The following shall constitute default by you:

  1. non-payment of any sum by the due date;
  2. if you intimate that you will not pay any sum by the due date or in our opinion you will be unable to meet its payments as they fall due;
  3. any Goods are seized by any other creditor of you or any other creditor intimates that it intends to seize Goods;
  4. you commit an act of bankruptcy as defined in Part 2 of the Insolvency Act 2006;
  5. you become insolvent, or convene a meeting with your creditors, or propose or enter into an agreement with creditors, or make an assignment for the benefit of creditors;
  6. a receiver, manager, liquidator or similar person is appointed in respect of you or any of your assets,
  7. a court judgment is entered against you and remains unsatisfied for seven (7) days; or
  8. any adverse material change in your financial position.

7.2

Without prejudice to any other rights that we may have against you, we are entitled to cancel or suspend all or any part of any Agreed Order that remains unperformed and any other obligations under these Terms, and all amounts owing to us shall, whether or not due for payment, immediately become payable.

7.3

You give us irrevocable authority to enter any premises occupied by you at any reasonable time after default by your or before default if we believe a default is likely and to remove and repossess any Goods not paid for in full by you.

8

Credit and Security for Payment

8.1

All claims and requests for credit must be made within fourteen (14) days of the date of invoice in each case quoting the relevant invoice numbers.

8.2

If we consider that your credit is or becomes unsatisfactory at any time, we may require security for payment and suspend performance of our obligations under these Terms until such sufficient security is provided by you. All costs or expenses incurred by us as a result of such suspension and recommencement shall be payable by you upon demand.

9

Privacy

9.1

You authorise us to collect, retain and use any information about you, for the purpose of assessing your credit worthiness, enforcing our rights under these Terms, or marketing any Goods provided by us to any other party.

9.2

You authorise us to disclose any information obtained to any person for the purpose set out in clause 9.3.

9.3

Where you are a natural person the authorities under clauses 9.1 and 9.2 are authorities or consents for the purposes of the Privacy Act 2020.

9.4

You acknowledge that you understand that you have certain rights under the Privacy Act 2020, to access and correct any personal information we may hold about you.

10

Notices

10.1

Any notice required to be given to us under these Terms must be delivered personally, posted or sent by email to us at:

  1. Auckland: akld@cosell.co.nz
    210 Neilson Street, Onehunga, Auckland 1061
  2. Christchurch: chch@cosell.co.nz
    6 Kennaway Road, Woolston, Christchurch 8023

11

General Provisions

11.1

We may amend these Terms at any time and from time to time by notice in writing to you.

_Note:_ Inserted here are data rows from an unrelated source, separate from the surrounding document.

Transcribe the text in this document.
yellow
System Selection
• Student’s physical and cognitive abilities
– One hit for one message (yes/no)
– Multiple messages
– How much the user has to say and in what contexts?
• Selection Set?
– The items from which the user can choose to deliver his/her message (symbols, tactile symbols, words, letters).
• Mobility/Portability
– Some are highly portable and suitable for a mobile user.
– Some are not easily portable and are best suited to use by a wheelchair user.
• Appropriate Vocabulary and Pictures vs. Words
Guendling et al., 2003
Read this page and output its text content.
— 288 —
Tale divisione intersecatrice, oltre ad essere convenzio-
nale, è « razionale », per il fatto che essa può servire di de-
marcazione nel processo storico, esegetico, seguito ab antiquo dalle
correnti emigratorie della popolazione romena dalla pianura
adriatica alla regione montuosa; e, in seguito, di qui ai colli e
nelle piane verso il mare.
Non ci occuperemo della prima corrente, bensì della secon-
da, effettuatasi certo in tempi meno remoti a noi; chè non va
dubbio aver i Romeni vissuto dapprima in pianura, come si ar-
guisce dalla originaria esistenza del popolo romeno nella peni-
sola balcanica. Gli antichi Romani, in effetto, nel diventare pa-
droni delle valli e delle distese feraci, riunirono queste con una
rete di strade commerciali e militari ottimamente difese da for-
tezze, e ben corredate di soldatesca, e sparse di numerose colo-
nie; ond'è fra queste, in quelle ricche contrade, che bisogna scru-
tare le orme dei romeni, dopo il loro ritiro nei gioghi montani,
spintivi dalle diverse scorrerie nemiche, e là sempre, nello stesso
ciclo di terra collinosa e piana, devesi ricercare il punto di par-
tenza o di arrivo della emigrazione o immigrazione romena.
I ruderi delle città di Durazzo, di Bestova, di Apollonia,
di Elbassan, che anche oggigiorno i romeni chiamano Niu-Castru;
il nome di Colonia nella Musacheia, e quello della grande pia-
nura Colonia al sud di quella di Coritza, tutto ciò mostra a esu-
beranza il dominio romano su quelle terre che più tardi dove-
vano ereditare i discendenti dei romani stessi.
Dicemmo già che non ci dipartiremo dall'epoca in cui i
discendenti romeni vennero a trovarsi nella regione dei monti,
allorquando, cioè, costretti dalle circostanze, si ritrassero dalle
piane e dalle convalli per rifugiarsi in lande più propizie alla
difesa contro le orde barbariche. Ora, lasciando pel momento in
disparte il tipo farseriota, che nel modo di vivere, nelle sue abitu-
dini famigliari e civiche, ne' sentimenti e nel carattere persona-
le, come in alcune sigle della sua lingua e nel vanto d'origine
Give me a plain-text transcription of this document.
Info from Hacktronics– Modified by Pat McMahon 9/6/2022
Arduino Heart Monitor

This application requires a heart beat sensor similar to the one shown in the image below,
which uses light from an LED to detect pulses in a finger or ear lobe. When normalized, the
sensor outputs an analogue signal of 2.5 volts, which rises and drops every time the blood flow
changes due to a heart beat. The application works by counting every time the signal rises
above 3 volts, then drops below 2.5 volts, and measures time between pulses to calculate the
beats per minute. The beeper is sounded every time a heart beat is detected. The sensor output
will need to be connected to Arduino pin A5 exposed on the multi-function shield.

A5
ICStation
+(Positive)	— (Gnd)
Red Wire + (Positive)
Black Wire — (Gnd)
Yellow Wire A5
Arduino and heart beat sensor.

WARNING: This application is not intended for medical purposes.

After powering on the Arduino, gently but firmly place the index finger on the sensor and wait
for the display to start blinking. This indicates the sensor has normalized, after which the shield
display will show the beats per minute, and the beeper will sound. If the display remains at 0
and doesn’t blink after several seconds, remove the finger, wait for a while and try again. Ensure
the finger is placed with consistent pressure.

The amended Terms will apply to any orders for Goods submitted by you to us on or after the date on which the notice of amendment was provided to you.

11.2

A waiver or repeated waiver by us of any provision or the breach of any provision shall not constitute a further waiver by us of such provision or breach.

11.3

These Terms and the Agreed Order and any other specifications expressly agreed in writing, constitute the complete and exclusive statement of the terms of the contract between us and all representations, warranties or statements by us or any of our employees that differ in any way from such terms shall have no force or effect.

11.4

Except as required by law, both parties shall keep confidential any information of a confidential nature that they acquire from the other.

11.5

The Terms and any Agreed Order shall not be assignable by you without our prior written consent.

11.6

The agreement between us shall be subject to New Zealand law and we both agree to accept the non exclusive jurisdiction of New Zealand Courts.